The focus on behavioral issues will undoubtedly result in more training, particularly using computers, videoconferencing and tablets within the overall change in culture. Workers will be able to access training courses in health and safety when and where they want. One of my previous employers allowed engineers to receive their plant health and safety orientation before they arrived for work for the first time. This pioneering initiative was very successful and I imagine the approach will become widespread. No longer will workers have to carry training certificates; all related information will be in the cloud and accessible to the employer as needed.
Here come the bots!
With the speed of technological change, work processes are changing every few years or even months. Risk evaluations in their current form can become obsolete very quickly, which poses risks to workers due to hazardous materials and new equipment.
The whole field of robotics has radically changed manufacturing.
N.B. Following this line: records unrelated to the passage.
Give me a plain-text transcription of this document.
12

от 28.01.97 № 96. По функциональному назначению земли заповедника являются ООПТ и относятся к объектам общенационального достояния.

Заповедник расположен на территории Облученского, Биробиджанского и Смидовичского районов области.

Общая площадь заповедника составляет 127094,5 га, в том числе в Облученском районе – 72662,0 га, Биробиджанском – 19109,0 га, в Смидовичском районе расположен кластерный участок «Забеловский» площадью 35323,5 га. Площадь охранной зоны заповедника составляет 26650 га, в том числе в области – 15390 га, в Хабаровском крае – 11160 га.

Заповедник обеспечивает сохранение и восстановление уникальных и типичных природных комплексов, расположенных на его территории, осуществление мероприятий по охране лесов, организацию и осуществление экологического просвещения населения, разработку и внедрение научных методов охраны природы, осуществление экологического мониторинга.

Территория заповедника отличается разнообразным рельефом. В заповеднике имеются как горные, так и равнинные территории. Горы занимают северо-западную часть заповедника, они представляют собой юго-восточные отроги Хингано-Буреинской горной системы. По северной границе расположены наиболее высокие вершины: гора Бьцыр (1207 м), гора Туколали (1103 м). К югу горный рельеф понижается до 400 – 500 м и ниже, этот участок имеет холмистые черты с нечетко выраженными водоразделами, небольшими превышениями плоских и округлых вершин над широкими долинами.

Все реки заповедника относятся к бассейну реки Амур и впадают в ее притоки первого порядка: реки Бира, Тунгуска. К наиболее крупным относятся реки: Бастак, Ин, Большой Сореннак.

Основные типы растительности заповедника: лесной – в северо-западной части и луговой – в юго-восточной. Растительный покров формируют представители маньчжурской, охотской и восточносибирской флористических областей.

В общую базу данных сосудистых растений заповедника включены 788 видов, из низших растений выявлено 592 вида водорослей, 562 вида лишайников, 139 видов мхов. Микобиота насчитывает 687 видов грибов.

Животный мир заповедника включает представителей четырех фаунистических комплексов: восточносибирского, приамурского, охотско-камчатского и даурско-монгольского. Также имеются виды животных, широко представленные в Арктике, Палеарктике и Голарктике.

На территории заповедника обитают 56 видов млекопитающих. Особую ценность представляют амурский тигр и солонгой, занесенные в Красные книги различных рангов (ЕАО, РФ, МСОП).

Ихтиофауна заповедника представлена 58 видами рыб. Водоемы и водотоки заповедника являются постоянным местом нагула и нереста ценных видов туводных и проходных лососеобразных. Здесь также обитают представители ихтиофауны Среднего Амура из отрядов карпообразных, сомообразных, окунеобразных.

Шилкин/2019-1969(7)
Production lines are much faster and more efficient than only a few years ago, and safety professionals will be called upon to inform the design of production lines to eliminate dangers to workers.
Multinationals such as BP, Hitachi and DHL have introduced wearables to monitor workers’ vital signs and enhance the response to emergencies. Workers can wear small smart devices to stay in contact with their crew and also log comments or incidents in the safety management system. As a result, it is now possible to standardize safety practices throughout an organization, overcoming language and cultural barriers.
For workers who spend much of their working day on the road or in remote locations, virtual safety meetings will make life a lot easier. The availability of digital photography and video will also make accident investigations more efficient, as video in particular will make it possible to determine how accidents occur and offer learning opportunities.
These are the trends that are shaping the future of health and safety, guided by international standards and compliant management systems. With the advances in digital technology, employers will have to consider the benefits and risks of new technologies and best practices so as to decide what is best for their business and their people.